I've seen the band before. And while it will certainly be nice to see the guys back together again, honestly, I'm not as excited as I guess I should be. After all, this is one of my favorite bands of all time. Just the same, it seemed like a much bigger deal to me the first time around, when How It Feels to Be Something On was released in 1998. Back then, there wasn't even the slightest inclination that Sunny Day, who, at that point, was shrouded in impenetrable mystique (the group mysteriously wouldn't perform in California, didn't do interviews and otherwise just seemed mythical), would reconvene.

Nonetheless, the act did so in similar fashion,  announcing two shows -- a hometown show at the Paramount Theatre in Seattle and Irving Plaza in New York -- before embarking on a subsequent tour. Had I known that the band would later make a stop at the Fox and then again at the Gothic during the Rising Tide tour, I probably wouldn't have flipped for a pair of tickets to the show in Seattle, tickets which ultimately went to waste.

I didn't have the wherewithal back then to make it out there to see the show and I knew it, but I still felt remiss not buying a ticket when I had the chance -- in the same way that I kicked myself for not knowing about, muchless seeing, Sunny Day when it came to town previously with Shudder to Think. I loved everything about that band, from the moniker (inspired by a Talking Heads song, in essence, it's an allusion to the notion that if people could figure out a way to sell you sunny days, they would) to Jeremy Enigk's unique voice and phrasing to the careening guitar work of Dan Hoerner to the artwork of Chris Thompson to the production of Brad Wood.

Fortunately, I caught both the Fox and Gothic shows, and they were every bit as amazing as I expected, even with Joe Skyward filling in on bass for Nate Mendel, who by then had defected to the Foo Fighters. After that is when the mystique began to unravel for me. In retrospect, I think this was mostly due to Enigk's post-Sunny Day work with the Fire Theft, which I caught in the volleyball pit of some faceless bar in Austin during South By Southwest. Frankly, the band struck me as watered down Sunny Day. And so that, coupled with the accessibility of Enigk through his subsequent solo work, somehow served to demystify both he and the group in my mind. I can't explain it any better than that, I just didn't regard the band in the same light.

Even so, that's probably just me projecting onto the band.

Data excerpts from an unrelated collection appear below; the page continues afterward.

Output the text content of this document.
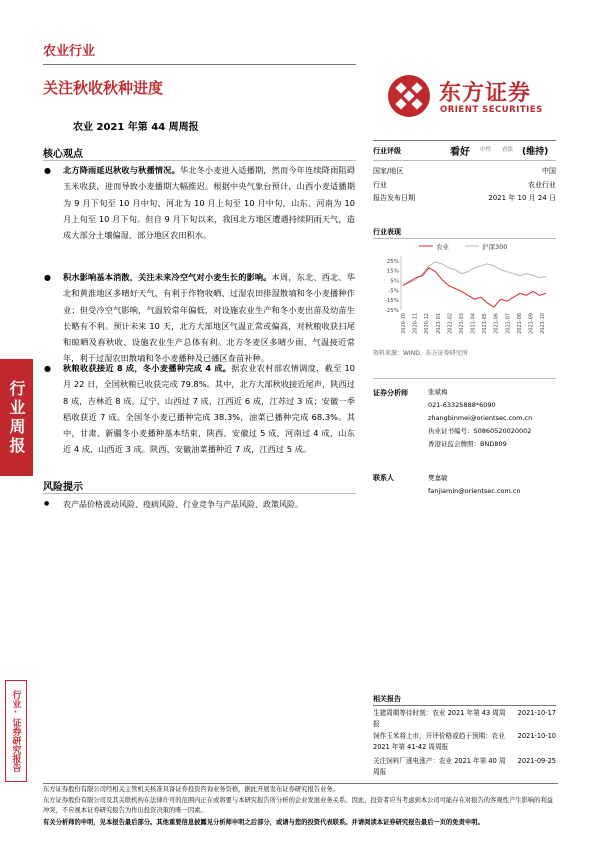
农业行业
关注秋收秋种进度
农业 2021 年第 44 周周报
东方证券
ORIENT SECURITIES
行业周报
行业·证券研究报告
核心观点
● 北方降雨延迟秋收与秋播情况。华北冬小麦进入适播期，然而今年连续降雨阻碍玉米收获，进而导致小麦播期大幅推迟。根据中央气象台预计，山西小麦适播期为 9 月下旬至 10 月中旬、河北为 10 月上旬至 10 月中旬，山东、河南为 10 月上旬至 10 月下旬。但自 9 月下旬以来，我国北方地区遭遇持续阴雨天气，造成大部分土壤偏湿、部分地区农田积水。
● 积水影响基本消散，关注未来冷空气对小麦生长的影响。本周，东北、西北、华北和黄淮地区多晴好天气，有利于作物收晒、过湿农田排湿散墒和冬小麦播种作业；但受冷空气影响，气温较常年偏低，对设施农业生产和冬小麦出苗及幼苗生长略有不利。预计未来 10 天，北方大部地区气温正常或偏高，对秋粮收获扫尾和晾晒及春秋收、设施农业生产总体有利。北方冬麦区多晴少雨、气温接近常年，利于过湿农田散墒和冬小麦播种及已播区查苗补种。
● 秋粮收获接近 8 成，冬小麦播种完成 4 成。据农业农村部农情调度，截至 10 月 22 日，全国秋粮已收获完成 79.8%。其中，北方大部秋收接近尾声，陕西过 8 成，吉林近 8 成，辽宁、山西过 7 成，江西近 6 成，江苏过 3 成；安徽一季稻收获近 7 成。全国冬小麦已播种完成 38.3%，油菜已播种完成 68.3%。其中，甘肃、新疆冬小麦播种基本结束，陕西、安徽过 5 成，河南过 4 成，山东近 4 成，山西近 3 成。陕西、安徽油菜播种近 7 成，江西过 5 成。
风险提示
● 农产品价格波动风险、疫病风险、行业竞争与产品风险、政策风险。
行业评级	看好 中性 看淡 (维持)
国家/地区	中国
行业	农业行业
报告发布日期	2021 年 10 月 24 日
行业表现
农业	沪深300
25%
15%
5%
-5%
-15%
-25%
2020-10 2020-11 2020-12 2021-01 2021-02 2021-03 2021-04 2021-05 2021-06 2021-07 2021-08 2021-09 2021-10
资料来源：WIND、东方证券研究所
证券分析师	张斌梅
021-63325888*6090
zhangbinmei@orientsec.com.cn
执业证书编号：S0860520020002
香港证监会牌照：BND809
联系人	樊嘉敏
fanjiamin@orientsec.com.cn
相关报告
生猪周期等待时刻：农业 2021 年第 43 周周报
2021-10-17
饲作玉米将上市，开评价格或趋于预期：农业 2021 年第 41-42 周周报
2021-10-10
关注饲料厂涨电涨产：农业 2021 年第 40 周周报
2021-09-25
东方证券股份有限公司经相关主管机关核准具备证券投资咨询业务资格，据此开展发布证券研究报告业务。
东方证券股份有限公司及其关联机构在法律许可的范围内正在或将要与本研究报告所分析的企业发展业务关系。因此，投资者应当考虑到本公司可能存在对报告的客观性产生影响的利益冲突，不应视本证券研究报告为作出投资决策的唯一因素。
有关分析师的申明，见本报告最后部分。其他重要信息披露见分析师申明之后部分，或请与您的投资代表联系。并请阅读本证券研究报告最后一页的免责申明。
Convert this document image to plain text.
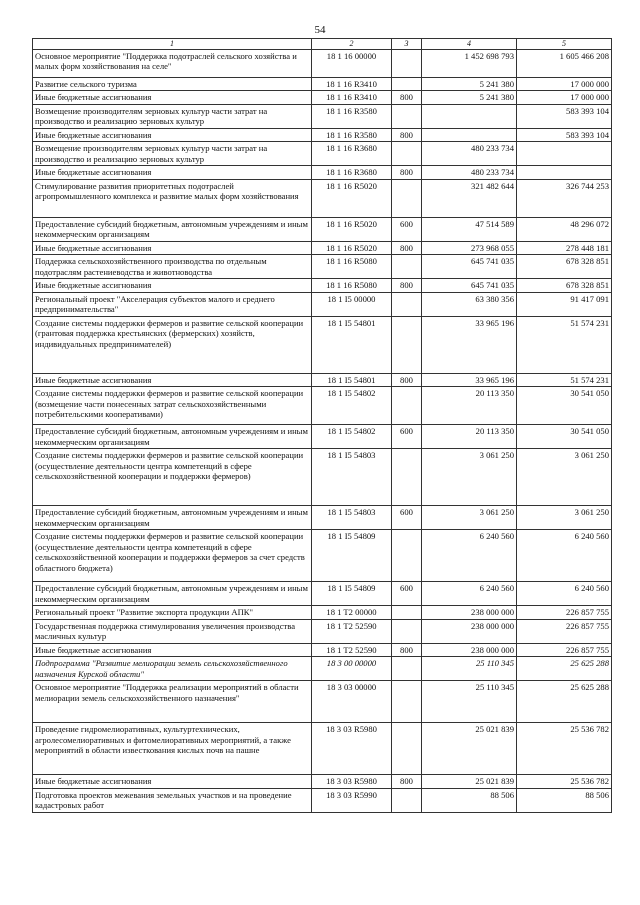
54
1	2	3	4	5
Основное мероприятие "Поддержка подотраслей сельского хозяйства и малых форм хозяйствования на селе"	18 1 16 00000		1 452 698 793	1 605 466 208
Развитие сельского туризма	18 1 16 R3410		5 241 380	17 000 000
Иные бюджетные ассигнования	18 1 16 R3410	800	5 241 380	17 000 000
Возмещение производителям зерновых культур части затрат на производство и реализацию зерновых культур	18 1 16 R3580			583 393 104
Иные бюджетные ассигнования	18 1 16 R3580	800		583 393 104
Возмещение производителям зерновых культур части затрат на производство и реализацию зерновых культур	18 1 16 R3680		480 233 734	
Иные бюджетные ассигнования	18 1 16 R3680	800	480 233 734	
Стимулирование развития приоритетных подотраслей агропромышленного комплекса и развитие малых форм хозяйствования	18 1 16 R5020		321 482 644	326 744 253
Предоставление субсидий бюджетным, автономным учреждениям и иным некоммерческим организациям	18 1 16 R5020	600	47 514 589	48 296 072
Иные бюджетные ассигнования	18 1 16 R5020	800	273 968 055	278 448 181
Поддержка сельскохозяйственного производства по отдельным подотраслям растениеводства и животноводства	18 1 16 R5080		645 741 035	678 328 851
Иные бюджетные ассигнования	18 1 16 R5080	800	645 741 035	678 328 851
Региональный проект "Акселерация субъектов малого и среднего предпринимательства"	18 1 I5 00000		63 380 356	91 417 091
Создание системы поддержки фермеров и развитие сельской кооперации (грантовая поддержка крестьянских (фермерских) хозяйств, индивидуальных предпринимателей)	18 1 I5 54801		33 965 196	51 574 231
Иные бюджетные ассигнования	18 1 I5 54801	800	33 965 196	51 574 231
Создание системы поддержки фермеров и развитие сельской кооперации (возмещение части понесенных затрат сельскохозяйственными потребительскими кооперативами)	18 1 I5 54802		20 113 350	30 541 050
Предоставление субсидий бюджетным, автономным учреждениям и иным некоммерческим организациям	18 1 I5 54802	600	20 113 350	30 541 050
Создание системы поддержки фермеров и развитие сельской кооперации (осуществление деятельности центра компетенций в сфере сельскохозяйственной кооперации и поддержки фермеров)	18 1 I5 54803		3 061 250	3 061 250
Предоставление субсидий бюджетным, автономным учреждениям и иным некоммерческим организациям	18 1 I5 54803	600	3 061 250	3 061 250
Создание системы поддержки фермеров и развитие сельской кооперации (осуществление деятельности центра компетенций в сфере сельскохозяйственной кооперации и поддержки фермеров за счет средств областного бюджета)	18 1 I5 54809		6 240 560	6 240 560
Предоставление субсидий бюджетным, автономным учреждениям и иным некоммерческим организациям	18 1 I5 54809	600	6 240 560	6 240 560
Региональный проект "Развитие экспорта продукции АПК"	18 1 T2 00000		238 000 000	226 857 755
Государственная поддержка стимулирования увеличения производства масличных культур	18 1 T2 52590		238 000 000	226 857 755
Иные бюджетные ассигнования	18 1 T2 52590	800	238 000 000	226 857 755
Подпрограмма "Развитие мелиорации земель сельскохозяйственного назначения Курской области"	18 3 00 00000		25 110 345	25 625 288
Основное мероприятие "Поддержка реализации мероприятий в области мелиорации земель сельскохозяйственного назначения"	18 3 03 00000		25 110 345	25 625 288
Проведение гидромелиоративных, культуртехнических, агролесомелиоративных и фитомелиоративных мероприятий, а также мероприятий в области известкования кислых почв на пашне	18 3 03 R5980		25 021 839	25 536 782
Иные бюджетные ассигнования	18 3 03 R5980	800	25 021 839	25 536 782
Подготовка проектов межевания земельных участков и на проведение кадастровых работ	18 3 03 R5990		88 506	88 506
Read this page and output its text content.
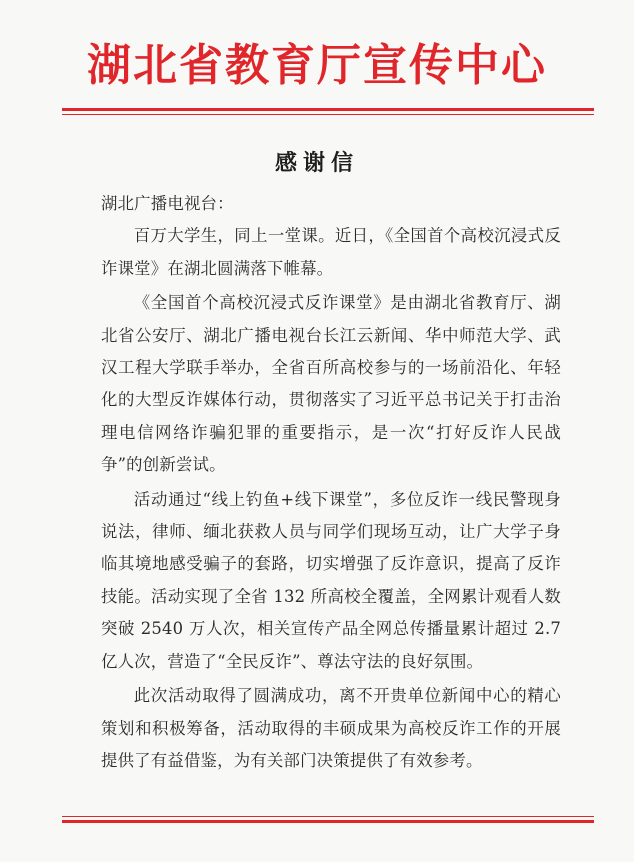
湖北省教育厅宣传中心
感谢信

湖北广播电视台：

百万大学生，同上一堂课。近日，《全国首个高校沉浸式反诈课堂》在湖北圆满落下帷幕。

《全国首个高校沉浸式反诈课堂》是由湖北省教育厅、湖北省公安厅、湖北广播电视台长江云新闻、华中师范大学、武汉工程大学联手举办，全省百所高校参与的一场前沿化、年轻化的大型反诈媒体行动，贯彻落实了习近平总书记关于打击治理电信网络诈骗犯罪的重要指示，是一次“打好反诈人民战争”的创新尝试。

活动通过“线上钓鱼+线下课堂”，多位反诈一线民警现身说法，律师、缅北获救人员与同学们现场互动，让广大学子身临其境地感受骗子的套路，切实增强了反诈意识，提高了反诈技能。活动实现了全省 132 所高校全覆盖，全网累计观看人数突破 2540 万人次，相关宣传产品全网总传播量累计超过 2.7 亿人次，营造了“全民反诈”、尊法守法的良好氛围。

此次活动取得了圆满成功，离不开贵单位新闻中心的精心策划和积极筹备，活动取得的丰硕成果为高校反诈工作的开展提供了有益借鉴，为有关部门决策提供了有效参考。
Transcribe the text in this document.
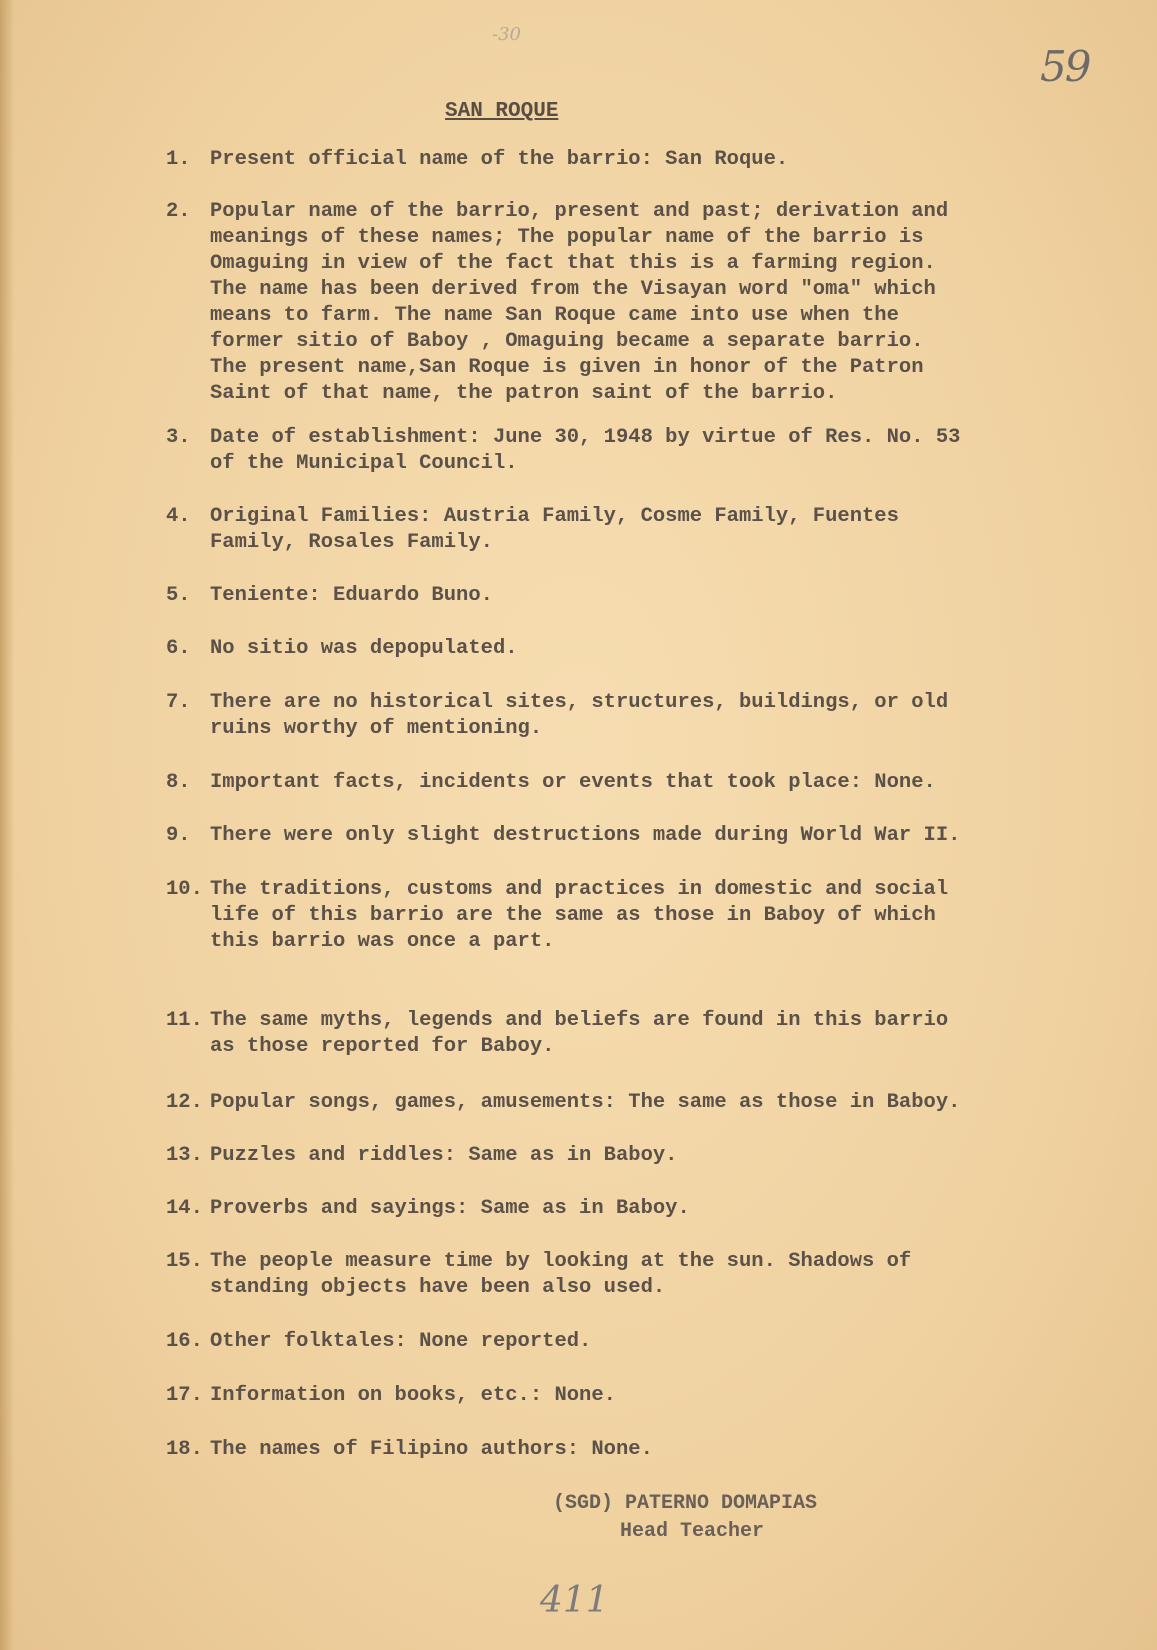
-30
59
SAN ROQUE
1. Present official name of the barrio: San Roque.
2. Popular name of the barrio, present and past; derivation and
meanings of these names; The popular name of the barrio is
Omaguing in view of the fact that this is a farming region.
The name has been derived from the Visayan word "oma" which
means to farm. The name San Roque came into use when the
former sitio of Baboy , Omaguing became a separate barrio.
The present name,San Roque is given in honor of the Patron
Saint of that name, the patron saint of the barrio.
3. Date of establishment: June 30, 1948 by virtue of Res. No. 53
of the Municipal Council.
4. Original Families: Austria Family, Cosme Family, Fuentes
Family, Rosales Family.
5. Teniente: Eduardo Buno.
6. No sitio was depopulated.
7. There are no historical sites, structures, buildings, or old
ruins worthy of mentioning.
8. Important facts, incidents or events that took place: None.
9. There were only slight destructions made during World War II.
10. The traditions, customs and practices in domestic and social
life of this barrio are the same as those in Baboy of which
this barrio was once a part.
11. The same myths, legends and beliefs are found in this barrio
as those reported for Baboy.
12. Popular songs, games, amusements: The same as those in Baboy.
13. Puzzles and riddles: Same as in Baboy.
14. Proverbs and sayings: Same as in Baboy.
15. The people measure time by looking at the sun. Shadows of
standing objects have been also used.
16. Other folktales: None reported.
17. Information on books, etc.: None.
18. The names of Filipino authors: None.
(SGD) PATERNO DOMAPIAS
Head Teacher
411
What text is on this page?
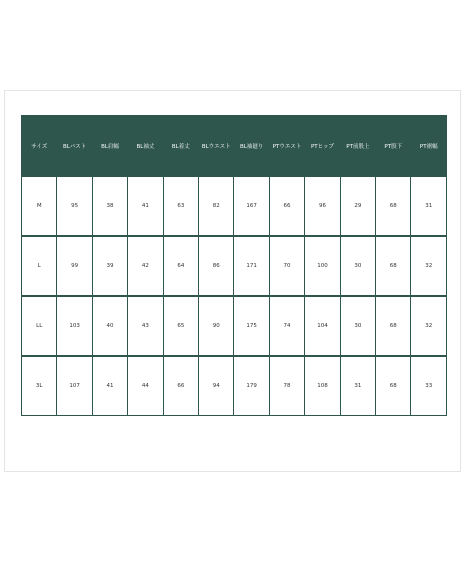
サイズ	BLバスト	BL肩幅	BL袖丈	BL着丈	BLウエスト	BL袖廻り	PTウエスト	PTヒップ	PT前股上	PT股下	PT裾幅
M	95	38	41	63	82	167	66	96	29	68	31
L	99	39	42	64	86	171	70	100	30	68	32
LL	103	40	43	65	90	175	74	104	30	68	32
3L	107	41	44	66	94	179	78	108	31	68	33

In countless interviews, including a recent one with a radio station in his hometown, The End in Seattle, and the one I conducted three years ago in this very fishwrap, Enigk humbly blanched at the idea that he and his bandmates helped launch an entire movement. In the end, that's never what they set out to do. Come to find out, they were just playing in a rock band.

Funny how our favorite bands never fit so neatly into the boxes we place them in, isn't it?